I. Ausdrücklich haben lediglich die anwaltlich nicht vertretenen Antragsteller zu 1 und 2 um Eilrechtsschutz nachgesucht. Bei einer am Meistbegünstigungsprinzip orientierten Würdigung ihres Vorbringens haben sie den Eilantrag aber auch für ihre beiden Söhne gestellt, die Antragsteller zu 3 und 4. Bei weiterer verständiger Würdigung des Vorbringens begehrt die Antragstellerin zu 2, eine EU-Bürgerin mit rumänischer Staatsangehörigkeit, die vorläufige Verpflichtung des Antragsgegners, ihr Arbeitslosengeld II nach dem Sozialgesetzbuch Zweites Buch (SGB II) – Grundsicherung für Arbeitsuchende – zu gewähren. Die Antragsteller zu 1, 3 und 4, die bereits Leistungen vom Antragsgegner beziehen, begehren hingegen die vorläufige Verpflichtung des Antragsgegners, ihre Ansprüche entsprechend neu zu berechnen.

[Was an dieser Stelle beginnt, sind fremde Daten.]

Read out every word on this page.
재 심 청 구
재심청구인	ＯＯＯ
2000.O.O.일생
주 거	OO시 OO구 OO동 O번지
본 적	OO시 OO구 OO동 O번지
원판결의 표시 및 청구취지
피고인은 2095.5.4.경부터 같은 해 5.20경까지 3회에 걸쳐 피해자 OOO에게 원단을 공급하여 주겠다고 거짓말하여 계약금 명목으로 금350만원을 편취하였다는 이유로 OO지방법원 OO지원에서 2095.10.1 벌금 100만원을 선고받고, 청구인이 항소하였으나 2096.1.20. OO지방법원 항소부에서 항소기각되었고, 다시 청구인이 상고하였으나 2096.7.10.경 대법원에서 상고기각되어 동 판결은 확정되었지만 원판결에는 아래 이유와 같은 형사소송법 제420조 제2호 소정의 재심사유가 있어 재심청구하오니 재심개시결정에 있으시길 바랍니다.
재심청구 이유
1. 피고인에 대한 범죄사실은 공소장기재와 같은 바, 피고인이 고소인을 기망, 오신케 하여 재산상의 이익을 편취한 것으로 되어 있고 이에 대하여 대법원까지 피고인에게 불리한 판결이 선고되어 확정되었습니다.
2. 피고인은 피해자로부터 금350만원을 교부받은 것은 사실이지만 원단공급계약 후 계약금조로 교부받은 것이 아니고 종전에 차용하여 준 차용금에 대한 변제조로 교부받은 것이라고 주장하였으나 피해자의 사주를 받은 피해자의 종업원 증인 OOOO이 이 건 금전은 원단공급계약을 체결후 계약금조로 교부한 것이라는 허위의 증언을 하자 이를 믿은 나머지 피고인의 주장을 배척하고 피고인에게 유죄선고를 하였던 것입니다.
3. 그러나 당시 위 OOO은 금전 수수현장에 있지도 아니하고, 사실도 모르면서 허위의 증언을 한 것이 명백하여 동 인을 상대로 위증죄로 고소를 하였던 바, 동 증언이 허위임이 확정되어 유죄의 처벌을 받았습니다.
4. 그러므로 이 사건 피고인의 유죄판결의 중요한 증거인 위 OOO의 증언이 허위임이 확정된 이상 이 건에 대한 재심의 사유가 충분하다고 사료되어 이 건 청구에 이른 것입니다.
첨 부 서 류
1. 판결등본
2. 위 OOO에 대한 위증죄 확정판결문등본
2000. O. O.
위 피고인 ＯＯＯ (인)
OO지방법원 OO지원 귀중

II. Der so verstandene Eilantrag hat Erfolg. Er ist als Antrag auf Erlass einer einstweiligen Anordnung in Form der Regelungsanordnung zulässig. Er ist auch begründet. Eine Regelungsanordnung kann getroffen werden, wenn eine solche Regelung zur Abwendung wesentlicher Nachteile notwendig erscheint (§ 86b Abs. 2 Satz 2 Sozialgerichtsgesetz – SGG –). Hierfür muss sowohl ein Anordnungsanspruch bestehen, also ein materiell-rechtlicher Anspruch auf die begehrte Leistung, sowie ein Anordnungsgrund, nämlich ein Sachverhalt, der die Eilbedürftigkeit der Anordnung begründet. Anordnungsanspruch und Anordnungsgrund sind glaubhaft zu machen (§ 86b Abs. 2 Satz 4 SGG iVm §§ 294, 920 Abs. 2 Zivilprozessordnung). Das ist den Antragstellern gelungen.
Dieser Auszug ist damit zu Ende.